Day 8 of 14
Authority and Submission
When to obey and when to resist
Scripture Readings
Today's Reading
Read Romans 13:1-7: "Let every person be subject to the governing authorities. For there is no authority except from God, and those that exist have been instituted by God."
Then read Acts 5:27-29: "The high priest questioned them, saying, 'We strictly charged you not to teach in this name, yet here you have filled Jerusalem with your teaching.' But Peter and the apostles answered, 'We must obey God rather than men.'"
Reflection
Romans 13 and Acts 5 sit in the same Bible, and they create a tension that every generation of Christians must navigate. One text commands submission to governing authorities. The other records the apostles defying those same authorities. Both are the Word of God. How do we hold them together?
Romans 13 establishes the baseline. Government is not an accident or a necessary evil. It is, in some mysterious way, ordained by God. Rulers bear the sword to punish wrongdoing and commend the good. Christians are to pay taxes, give honor, and submit to lawful authority. Paul wrote this while living under the Roman Empire — hardly a model of justice or religious freedom. Even under Caesar, the default Christian posture is respect for the governing order.
This text has been used — and misused — throughout history. Southern slaveholders cited Romans 13 to demand obedience from enslaved people. Nazi-supporting churchmen used it to silence dissent. Paul's words do affirm the legitimacy of government, but they cannot mean that government has unlimited authority, because the same apostle who wrote Romans 13 also defied the authorities in Acts 5.
When the Sanhedrin ordered the apostles to stop preaching, Peter's answer was immediate: "We must obey God rather than men." This was not rebellion for its own sake. It was a principled stand on a clear point: when human authority directly contradicts divine command, the Christian must obey God. The apostles did not organize an armed revolt. They accepted the consequences — beating, imprisonment, eventually martyrdom — while refusing to comply with an unjust order.
Dietrich Bonhoeffer lived out this tension more dramatically than almost anyone in modern history. As a German pastor watching the Nazi state demand total allegiance, he concluded that there were moments when faithful obedience to God required active resistance to the state. His participation in the plot against Hitler cost him his life. Bonhoeffer understood what was at stake: "Silence in the face of evil is itself evil: God will not hold us guiltless. Not to speak is to speak. Not to act is to act."
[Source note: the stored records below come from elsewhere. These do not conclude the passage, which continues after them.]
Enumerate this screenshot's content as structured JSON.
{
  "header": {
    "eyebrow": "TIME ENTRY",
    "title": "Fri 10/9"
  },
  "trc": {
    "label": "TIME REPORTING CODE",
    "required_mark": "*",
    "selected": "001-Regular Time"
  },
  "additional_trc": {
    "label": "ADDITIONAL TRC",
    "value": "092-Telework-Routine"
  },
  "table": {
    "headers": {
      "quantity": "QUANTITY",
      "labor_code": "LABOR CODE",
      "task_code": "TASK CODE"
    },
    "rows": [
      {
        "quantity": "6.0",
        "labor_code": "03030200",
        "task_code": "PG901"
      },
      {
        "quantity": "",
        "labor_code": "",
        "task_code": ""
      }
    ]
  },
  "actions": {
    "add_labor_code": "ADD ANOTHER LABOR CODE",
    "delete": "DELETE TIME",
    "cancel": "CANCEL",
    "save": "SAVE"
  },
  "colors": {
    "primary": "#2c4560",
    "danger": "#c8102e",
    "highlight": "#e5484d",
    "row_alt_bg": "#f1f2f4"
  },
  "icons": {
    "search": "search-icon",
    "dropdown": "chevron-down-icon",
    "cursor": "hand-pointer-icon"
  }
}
The biblical framework, then, is not simple submission or simple resistance. It is a hierarchy of loyalties: God first, then legitimate human authority insofar as it operates within its God-given mandate. When government protects the innocent, promotes justice, and maintains order, Christians submit gladly. When government commands what God forbids or forbids what God commands, Christians must respectfully, courageously, and often costly disobey.
Going Deeper
The hard part is discernment. Both the right and the left claim that the other side's government is illegitimate and must be resisted. The biblical tradition of civil disobedience is narrower and more demanding than most modern activists prefer. It requires a clear divine command being violated, exhaustion of legitimate alternatives, willingness to accept consequences, and a spirit of love rather than vengeance. Where does that leave you?
Key Quotes
“The ultimate test of a moral society is the kind of world that it leaves to its children.”
“Silence in the face of evil is itself evil: God will not hold us guiltless. Not to speak is to speak. Not to act is to act.”
Prayer Focus
Pray for governing authorities — by name if you can — and ask God for the discernment to know when obedience and when resistance is required.
Meditation
Is there an area of your life where you are using Romans 13 to justify passivity in the face of injustice, or using Acts 5 to justify rebellion against legitimate authority?
Question for Discussion
Romans 13 commands submission to governing authorities, and Acts 5 describes apostles defying them. How do you discern the line between legitimate obedience and faithful resistance — and what safeguards prevent this from becoming a convenient excuse for whatever you already wanted to do?